Glossary Statistics / Term
The marginal probability distribution of a random variable that has a joint probability distribution with some other random variables is the probability distribution of that random variable without regard for the values that the other random variables take. The marginal distribution of a discrete random variable X1 that has a joint distribution with other discrete random variables can be found from the joint distribution by summing over all possible values of the other variables. For example, suppose we roll two fair dice independently. Let X1 be the number of spots that show on the first die, and let X2 be the total number of spots that show on both dice. Then the joint distribution of X1 and X2 is as follows:
P(X1 = 1, X2 = 2) = P(X1 = 1, X2 = 3) = P(X1 = 1, X2 = 4) = P(X1 = 1, X2 = 5) = P(X1 = 1, X2 = 6) = P(X1 = 1, X2 = 7) =
P(X1 = 2, X2 = 3) = P(X1 = 2, X2 = 4) = P(X1 = 2, X2 = 5) = P(X1 = 2, X2 = 6) = P(X1 = 2, X2 = 7) = P(X1 = 2, X2 = 8) = …

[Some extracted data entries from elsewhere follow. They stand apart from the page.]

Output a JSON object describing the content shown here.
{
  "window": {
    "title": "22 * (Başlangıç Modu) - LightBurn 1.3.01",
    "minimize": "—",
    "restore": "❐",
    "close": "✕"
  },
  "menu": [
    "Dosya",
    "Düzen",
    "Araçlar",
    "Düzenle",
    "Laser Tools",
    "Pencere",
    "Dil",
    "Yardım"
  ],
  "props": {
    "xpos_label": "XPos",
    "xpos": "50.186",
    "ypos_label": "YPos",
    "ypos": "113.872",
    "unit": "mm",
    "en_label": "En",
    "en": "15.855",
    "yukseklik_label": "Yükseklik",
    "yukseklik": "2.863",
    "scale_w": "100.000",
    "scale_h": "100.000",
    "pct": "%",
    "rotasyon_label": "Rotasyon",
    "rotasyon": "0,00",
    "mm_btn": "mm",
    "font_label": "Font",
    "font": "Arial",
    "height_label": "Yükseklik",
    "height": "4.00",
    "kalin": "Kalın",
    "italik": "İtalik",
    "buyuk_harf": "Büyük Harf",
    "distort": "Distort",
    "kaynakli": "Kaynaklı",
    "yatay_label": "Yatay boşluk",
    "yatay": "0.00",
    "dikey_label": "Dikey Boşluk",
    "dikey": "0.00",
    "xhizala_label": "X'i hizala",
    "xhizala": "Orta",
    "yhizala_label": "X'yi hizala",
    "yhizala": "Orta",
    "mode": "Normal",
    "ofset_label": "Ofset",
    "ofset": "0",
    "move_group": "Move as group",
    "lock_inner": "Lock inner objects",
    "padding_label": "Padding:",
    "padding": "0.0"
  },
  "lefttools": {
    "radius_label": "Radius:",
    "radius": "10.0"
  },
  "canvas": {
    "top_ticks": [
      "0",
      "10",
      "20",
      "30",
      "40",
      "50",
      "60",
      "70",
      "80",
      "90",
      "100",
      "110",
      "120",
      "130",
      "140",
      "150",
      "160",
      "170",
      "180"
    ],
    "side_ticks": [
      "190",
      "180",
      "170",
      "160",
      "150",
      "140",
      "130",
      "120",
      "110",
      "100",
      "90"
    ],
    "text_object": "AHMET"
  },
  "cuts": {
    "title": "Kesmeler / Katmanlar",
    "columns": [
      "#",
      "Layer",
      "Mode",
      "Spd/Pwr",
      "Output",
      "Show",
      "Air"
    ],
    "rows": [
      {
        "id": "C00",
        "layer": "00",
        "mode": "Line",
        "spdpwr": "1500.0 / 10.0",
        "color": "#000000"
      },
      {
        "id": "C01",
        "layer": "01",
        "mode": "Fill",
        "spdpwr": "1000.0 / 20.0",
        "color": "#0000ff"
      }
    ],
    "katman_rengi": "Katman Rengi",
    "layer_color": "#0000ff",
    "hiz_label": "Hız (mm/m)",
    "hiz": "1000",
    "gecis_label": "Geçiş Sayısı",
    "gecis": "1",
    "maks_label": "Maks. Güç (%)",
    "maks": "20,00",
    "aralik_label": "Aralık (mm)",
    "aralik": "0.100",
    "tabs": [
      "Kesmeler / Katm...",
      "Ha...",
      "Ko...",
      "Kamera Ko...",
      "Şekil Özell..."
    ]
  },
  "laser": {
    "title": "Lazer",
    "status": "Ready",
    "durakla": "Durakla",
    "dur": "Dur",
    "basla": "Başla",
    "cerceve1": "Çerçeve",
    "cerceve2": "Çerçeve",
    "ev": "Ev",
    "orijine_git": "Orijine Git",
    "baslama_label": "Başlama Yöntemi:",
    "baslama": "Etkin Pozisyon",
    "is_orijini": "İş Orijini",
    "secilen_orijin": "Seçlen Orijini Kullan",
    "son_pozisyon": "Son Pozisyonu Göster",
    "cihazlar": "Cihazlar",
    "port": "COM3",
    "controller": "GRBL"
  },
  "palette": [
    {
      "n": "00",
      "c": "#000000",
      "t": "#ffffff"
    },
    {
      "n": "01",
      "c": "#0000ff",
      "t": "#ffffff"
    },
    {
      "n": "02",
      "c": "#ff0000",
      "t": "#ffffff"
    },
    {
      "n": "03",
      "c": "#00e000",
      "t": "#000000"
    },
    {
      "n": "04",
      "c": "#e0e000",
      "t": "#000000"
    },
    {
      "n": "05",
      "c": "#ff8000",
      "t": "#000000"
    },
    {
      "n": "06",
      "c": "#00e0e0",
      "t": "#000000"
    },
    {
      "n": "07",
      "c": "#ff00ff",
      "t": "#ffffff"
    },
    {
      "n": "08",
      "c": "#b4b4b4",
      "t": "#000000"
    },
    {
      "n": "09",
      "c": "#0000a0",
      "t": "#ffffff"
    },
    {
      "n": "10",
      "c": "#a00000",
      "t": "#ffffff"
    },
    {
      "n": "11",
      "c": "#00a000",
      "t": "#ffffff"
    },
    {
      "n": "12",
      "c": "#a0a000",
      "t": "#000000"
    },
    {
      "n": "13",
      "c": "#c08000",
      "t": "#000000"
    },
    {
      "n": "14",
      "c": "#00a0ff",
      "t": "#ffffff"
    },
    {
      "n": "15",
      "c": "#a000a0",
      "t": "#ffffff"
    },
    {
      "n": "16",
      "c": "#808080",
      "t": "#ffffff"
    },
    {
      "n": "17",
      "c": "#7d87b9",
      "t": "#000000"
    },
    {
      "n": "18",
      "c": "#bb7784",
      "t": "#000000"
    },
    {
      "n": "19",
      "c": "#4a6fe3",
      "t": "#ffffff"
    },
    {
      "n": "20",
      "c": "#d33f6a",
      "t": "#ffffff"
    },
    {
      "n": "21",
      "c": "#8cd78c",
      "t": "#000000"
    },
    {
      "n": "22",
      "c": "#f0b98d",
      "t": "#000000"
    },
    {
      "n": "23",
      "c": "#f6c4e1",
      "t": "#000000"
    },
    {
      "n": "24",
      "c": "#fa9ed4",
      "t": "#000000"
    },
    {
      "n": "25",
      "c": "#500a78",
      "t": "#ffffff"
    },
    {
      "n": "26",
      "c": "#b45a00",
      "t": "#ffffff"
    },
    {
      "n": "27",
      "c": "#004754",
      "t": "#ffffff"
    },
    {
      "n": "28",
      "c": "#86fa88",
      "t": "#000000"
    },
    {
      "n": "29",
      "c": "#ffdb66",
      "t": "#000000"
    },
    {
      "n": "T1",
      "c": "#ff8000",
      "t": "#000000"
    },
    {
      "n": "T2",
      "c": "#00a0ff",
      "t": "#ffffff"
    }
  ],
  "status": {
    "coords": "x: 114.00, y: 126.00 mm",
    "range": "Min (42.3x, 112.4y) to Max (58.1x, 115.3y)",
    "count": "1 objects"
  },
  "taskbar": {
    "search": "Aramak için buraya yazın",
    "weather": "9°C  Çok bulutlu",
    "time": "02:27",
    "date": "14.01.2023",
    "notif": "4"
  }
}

… P(X1 = 6, X2 = 7) = P(X1 = 6, X2 = 8) = P(X1 = 6, X2 = 9) = P(X1 = 6, X2 = 10) = P(X1 = 6, X2 = 11) = P(X1 = 6, X2 = 12) = 1/36.
The marginal probability distribution of X1 is
P(X1 = 1) = P(X1 = 2) = P(X1 = 3) = P(X1 = 4) = P(X1 = 5) = P(X1 = 6) = 1/6.
We can verify that the marginal probability that X1 = 1 is indeed the sum of the joint probability distribution over all possible values of X2 for which X1 = 1:
P(X1 = 1) = P(X1 = 1, X2 = 2) + P(X1 = 1, X2 = 3) + P(X1 = 1, X2 = 4) + P(X1 = 1, X2 = 5) + P(X1 = 1, X2 = 6) + P(X1 = 1, X2 = 7) = 6/36 = 1/6.
Similarly, the marginal probability distribution of X2 is
P(X2 = 2) = P(X2 = 12) = 1/36
P(X2 = 3) = P(X2 = 11) = 1/18
P(X2 = 4) = P(X2 = 10) = 3/36
P(X2 = 5) = P(X2 = 9) = 1/9
P(X2 = 6) = P(X2 = 8) = 5/36
P(X2 = 7) = 1/6.
Again, we can verify that the marginal probability that X2 = 4 is 3/36 by adding the joint probabilities for all possible values of X1 for which X2 = 4:
P(X2 = 4) = P(X1 = 1, X2 = 4) + P(X1 = 2, X2 = 4) + P(X1 = 3, X2 = 4) = 3/36.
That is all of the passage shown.